DTLA seems an obvious target as it’s the region’s transit hub — although high-capacity rail doesn’t yet serve DTLA from all directions.
If I was elevated to The Throne, I’d probably spitball LAX as a place to test congestion pricing after the Crenshaw/LAX Line and people mover open. LAX is chronically gridlocked and that same traffic is also clogging up Westside freeways and roads. And this: It’s a place where there are already plentiful options to driving.
NBC 4 has a new segment on assaults on bus operators on Metro buses. The agency is putting more police on buses and testing live closed-circuit cameras to monitor bus activity.
Another LAT op-ed: this one calling for L.A. Mayor Eric Garcetti to do more to help transit, in particular giving green lights to light rail trains and adding more bus lanes.
Two headlines in the LAT today caught my eye — both involving the the difficulty of making transportation public policy.
The first story is about a state law that requires cities (in this case Los Angeles) to adjust and often raise speed limits in order to have the ability to write speeding tickets. That strikes me as less than ideal — and not exactly a great companion piece to the city’s effort to eliminate traffic-related deaths. But efforts to change the state law have gone nowhere over the years.
The second story is about the L.A. County Board of Supervisors’ 4 to 1 vote on Tuesday to approve the 19,000-home Tejon Ranch development in far northern L.A. County. The area to be developed is about 70 miles from DTLA, 34 miles to Santa Clarita, between 40 and 50 miles to both Palmdale and Lancaster and 50 miles to Bakersfield. The nearest Metrolink stations are in Palmdale, Lancaster and Santa Clarita, btw.
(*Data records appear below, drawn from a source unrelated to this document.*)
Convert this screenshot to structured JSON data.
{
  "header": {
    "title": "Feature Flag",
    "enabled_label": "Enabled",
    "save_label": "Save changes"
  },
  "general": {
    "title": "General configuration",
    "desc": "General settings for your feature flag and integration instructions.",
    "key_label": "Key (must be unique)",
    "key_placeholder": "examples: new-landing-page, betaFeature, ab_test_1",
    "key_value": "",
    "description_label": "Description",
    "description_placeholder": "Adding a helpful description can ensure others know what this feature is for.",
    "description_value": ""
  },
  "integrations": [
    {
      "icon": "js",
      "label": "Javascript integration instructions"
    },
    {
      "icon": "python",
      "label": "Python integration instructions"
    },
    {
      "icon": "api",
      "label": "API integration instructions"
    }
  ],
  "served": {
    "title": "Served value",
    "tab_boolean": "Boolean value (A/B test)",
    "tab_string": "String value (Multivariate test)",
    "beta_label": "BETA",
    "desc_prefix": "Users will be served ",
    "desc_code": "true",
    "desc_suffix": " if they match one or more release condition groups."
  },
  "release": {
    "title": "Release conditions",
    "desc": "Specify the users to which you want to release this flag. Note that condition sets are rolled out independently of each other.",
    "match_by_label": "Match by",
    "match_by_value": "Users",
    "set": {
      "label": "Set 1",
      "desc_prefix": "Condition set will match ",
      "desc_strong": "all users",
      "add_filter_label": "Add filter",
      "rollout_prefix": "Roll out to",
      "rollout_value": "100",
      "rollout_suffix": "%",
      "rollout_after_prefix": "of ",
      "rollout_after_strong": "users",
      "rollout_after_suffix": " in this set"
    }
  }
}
Proponents have pointed to the need for new housing (including affordable housing), the jobs the development will create, the forward-thinking plans that will emphasize walking and biking within the development and the agreement between Tejon Ranch and several environmental groups (including the Sierra Club, NRDC and Audubon Society) that could permanently protect 240,000 of the ranch’s 270,000 acres. Pretty much everyone agrees the ranch encompasses a very ecologically rich area.
Still, it’s hard not to see shades of gray here — and how stated goals on housing and transportation can seemingly be at odds. A lot of the folks involved in this debate, including the supes (who are also Metro Board Members) and members of enviro groups are pushing for more alternatives to driving as a way to reduce greenhouse gas emissions. The ranch will likely be a nice place to live and be a better kind of suburb — and there could be new jobs within its commercial sections. But it seems likely, too, that future residents will depend heavily on driving, especially on the 5 and 138.